WASHINGTON – President Barack Obama’s administration pledged Monday to continue a yearlong investigation into Trayvon Martin’s death and determine whether to file federal charges following a state jury’s acquittal of George Zimmerman.
While Obama took the unusual step of speaking publicly about a case in a state court, he stopped short of criticizing the Florida jury that handed down its verdict late Saturday.
Instead, he used the case to push for a series of gun control measures that were defeated earlier this year after an elementary school shooting in Connecticut.
“The president wanted to convey that he felt that the death of Trayvon Martin was a tragedy for his family, for a community, but also for the country,” said White House spokesman Jay Carney. “And he wanted to express his view that we should ask ourselves if we are doing all that we can to foster compassion and understanding in our communities and to stem the tide of gun violence, as well as how we can prevent future tragedies like this from happening.”
Zimmerman, 29, who has a white father and a Latina mother, argued that he was defending himself when he shot Martin, 17, as the black teen was walking home through a Sanford, Fla., gated community in February 2012.
Attorney General Eric Holder said Monday that the case provides an opportunity for the nation to discuss “complicated and emotionally charged issues.”
“We are resolved to combat violence involving or directed at young people, to prevent future tragedies and to deal with the underlying attitudes, mistaken beliefs and stereotypes that serve as the basis for these too common incidents,” he said at the anniversary celebration of the predominantly African-American sorority Delta Sigma Theta.
Zimmerman’s acquittal has led to demonstrations across the nation and questions from civil rights organizations.

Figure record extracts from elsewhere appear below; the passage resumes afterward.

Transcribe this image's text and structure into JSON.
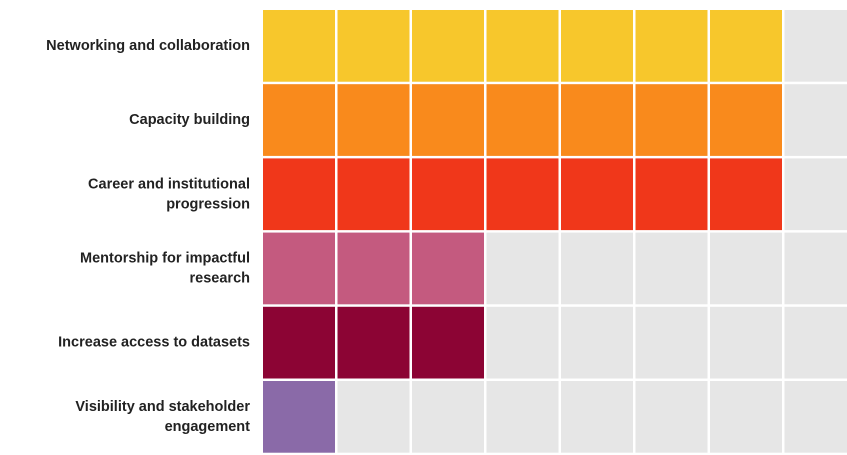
{
  "chart_data": {
    "type": "waffle",
    "categories": [
      "Networking and collaboration",
      "Capacity building",
      "Career and institutional\nprogression",
      "Mentorship for impactful\nresearch",
      "Increase access to datasets",
      "Visibility and stakeholder\nengagement"
    ],
    "values": [
      7,
      7,
      7,
      3,
      3,
      1
    ],
    "colors": [
      "#f7c72c",
      "#f98a1c",
      "#f0371a",
      "#c45a7f",
      "#8c0434",
      "#8a6aa8"
    ],
    "xlim": [
      0,
      8
    ]
  }
}
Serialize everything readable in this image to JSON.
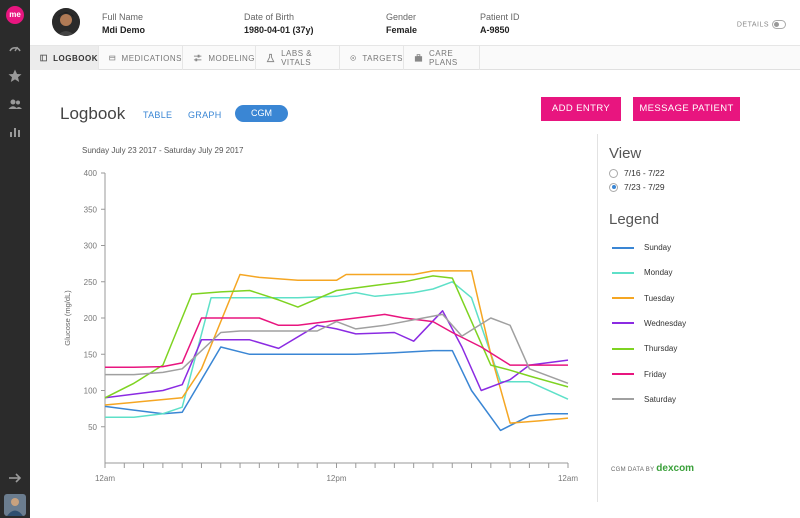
{
  "app": {
    "logo": "me"
  },
  "rail": {
    "icons": [
      "dashboard-icon",
      "star-icon",
      "people-icon",
      "bar-chart-icon",
      "arrow-right-icon"
    ]
  },
  "patient": {
    "fields": [
      {
        "label": "Full Name",
        "value": "Mdi Demo"
      },
      {
        "label": "Date of Birth",
        "value": "1980-04-01 (37y)"
      },
      {
        "label": "Gender",
        "value": "Female"
      },
      {
        "label": "Patient ID",
        "value": "A-9850"
      }
    ],
    "details_label": "DETAILS"
  },
  "tabs": [
    {
      "label": "LOGBOOK",
      "icon": "book-icon",
      "active": true
    },
    {
      "label": "MEDICATIONS",
      "icon": "pill-icon",
      "active": false
    },
    {
      "label": "MODELING",
      "icon": "sliders-icon",
      "active": false
    },
    {
      "label": "LABS & VITALS",
      "icon": "flask-icon",
      "active": false
    },
    {
      "label": "TARGETS",
      "icon": "target-icon",
      "active": false
    },
    {
      "label": "CARE PLANS",
      "icon": "briefcase-icon",
      "active": false
    }
  ],
  "main": {
    "title": "Logbook",
    "views": {
      "table": "TABLE",
      "graph": "GRAPH",
      "cgm": "CGM",
      "selected": "CGM"
    },
    "add_entry": "ADD ENTRY",
    "message_patient": "MESSAGE PATIENT",
    "date_range": "Sunday July 23 2017 - Saturday July 29 2017"
  },
  "side": {
    "view_heading": "View",
    "ranges": [
      {
        "label": "7/16 - 7/22",
        "selected": false
      },
      {
        "label": "7/23 - 7/29",
        "selected": true
      }
    ],
    "legend_heading": "Legend",
    "cgm_data_by": "CGM DATA BY",
    "dexcom": "dexcom"
  },
  "chart_data": {
    "type": "line",
    "ylabel": "Glucose (mg/dL)",
    "ylim": [
      0,
      400
    ],
    "yticks": [
      50,
      100,
      150,
      200,
      250,
      300,
      350,
      400
    ],
    "xlim": [
      0,
      24
    ],
    "xtick_labels": [
      {
        "hour": 0,
        "label": "12am"
      },
      {
        "hour": 12,
        "label": "12pm"
      },
      {
        "hour": 24,
        "label": "12am"
      }
    ],
    "grid": false,
    "series": [
      {
        "name": "Sunday",
        "color": "#3a86d4",
        "x": [
          0,
          1.5,
          3,
          4,
          6,
          7.5,
          9,
          11,
          13,
          15,
          17,
          18,
          19,
          20.5,
          22,
          23,
          24
        ],
        "y": [
          78,
          73,
          68,
          70,
          160,
          150,
          150,
          150,
          150,
          152,
          155,
          155,
          100,
          45,
          65,
          68,
          68
        ]
      },
      {
        "name": "Monday",
        "color": "#5ee0c8",
        "x": [
          0,
          1.5,
          3,
          4,
          5.5,
          6.5,
          8,
          10,
          12,
          13,
          14,
          16,
          17,
          18,
          19,
          20.5,
          22,
          24
        ],
        "y": [
          63,
          63,
          68,
          77,
          228,
          228,
          228,
          228,
          230,
          235,
          230,
          235,
          240,
          250,
          228,
          112,
          112,
          88
        ]
      },
      {
        "name": "Tuesday",
        "color": "#f5a623",
        "x": [
          0,
          2,
          4,
          5,
          7,
          8,
          10,
          12,
          12.5,
          14,
          16,
          17,
          19,
          20,
          21,
          22.5,
          24
        ],
        "y": [
          80,
          85,
          90,
          130,
          260,
          256,
          252,
          252,
          260,
          260,
          260,
          265,
          265,
          150,
          55,
          58,
          62
        ]
      },
      {
        "name": "Wednesday",
        "color": "#8b2be2",
        "x": [
          0,
          1.5,
          3,
          4,
          5,
          6,
          7.5,
          9,
          11,
          12,
          13,
          15,
          16,
          17.5,
          18.5,
          19.5,
          21,
          22,
          24
        ],
        "y": [
          90,
          95,
          100,
          108,
          170,
          170,
          170,
          158,
          190,
          185,
          178,
          180,
          168,
          210,
          160,
          100,
          115,
          135,
          142
        ]
      },
      {
        "name": "Thursday",
        "color": "#7ed321",
        "x": [
          0,
          1.5,
          3,
          4.5,
          6,
          7.5,
          9,
          10,
          12,
          14,
          15.5,
          17,
          18,
          20,
          21,
          22,
          24
        ],
        "y": [
          90,
          110,
          135,
          233,
          236,
          238,
          225,
          215,
          238,
          245,
          250,
          258,
          255,
          135,
          128,
          120,
          105
        ]
      },
      {
        "name": "Friday",
        "color": "#e8157f",
        "x": [
          0,
          1.5,
          3,
          4,
          5,
          6.5,
          8,
          9,
          10,
          11.5,
          13,
          14.5,
          15.5,
          17,
          18,
          19.5,
          21,
          22,
          24
        ],
        "y": [
          132,
          132,
          133,
          138,
          200,
          200,
          200,
          190,
          190,
          195,
          200,
          205,
          200,
          195,
          180,
          160,
          135,
          135,
          135
        ]
      },
      {
        "name": "Saturday",
        "color": "#a0a0a0",
        "x": [
          0,
          1.5,
          3,
          4,
          6,
          7,
          9,
          11,
          12,
          13,
          14.5,
          16.5,
          17.5,
          18.5,
          20,
          21,
          22,
          24
        ],
        "y": [
          122,
          122,
          125,
          130,
          180,
          182,
          182,
          182,
          195,
          185,
          190,
          200,
          205,
          175,
          200,
          190,
          130,
          110
        ]
      }
    ]
  }
}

Hundreds of thousands of people have signed an NAACP petition calling on the Justice Department to launch a civil rights investigation while thousands have signed a White House petition asking Holder to file charges against Zimmerman.
Carney said Obama would not get involved in the Justice Department investigation.
“This is a decision made by the Justice Department, by career prosecutors, and all questions about how that process is undertaken should be directed there,” he said. “And that is not something the president involves himself in.”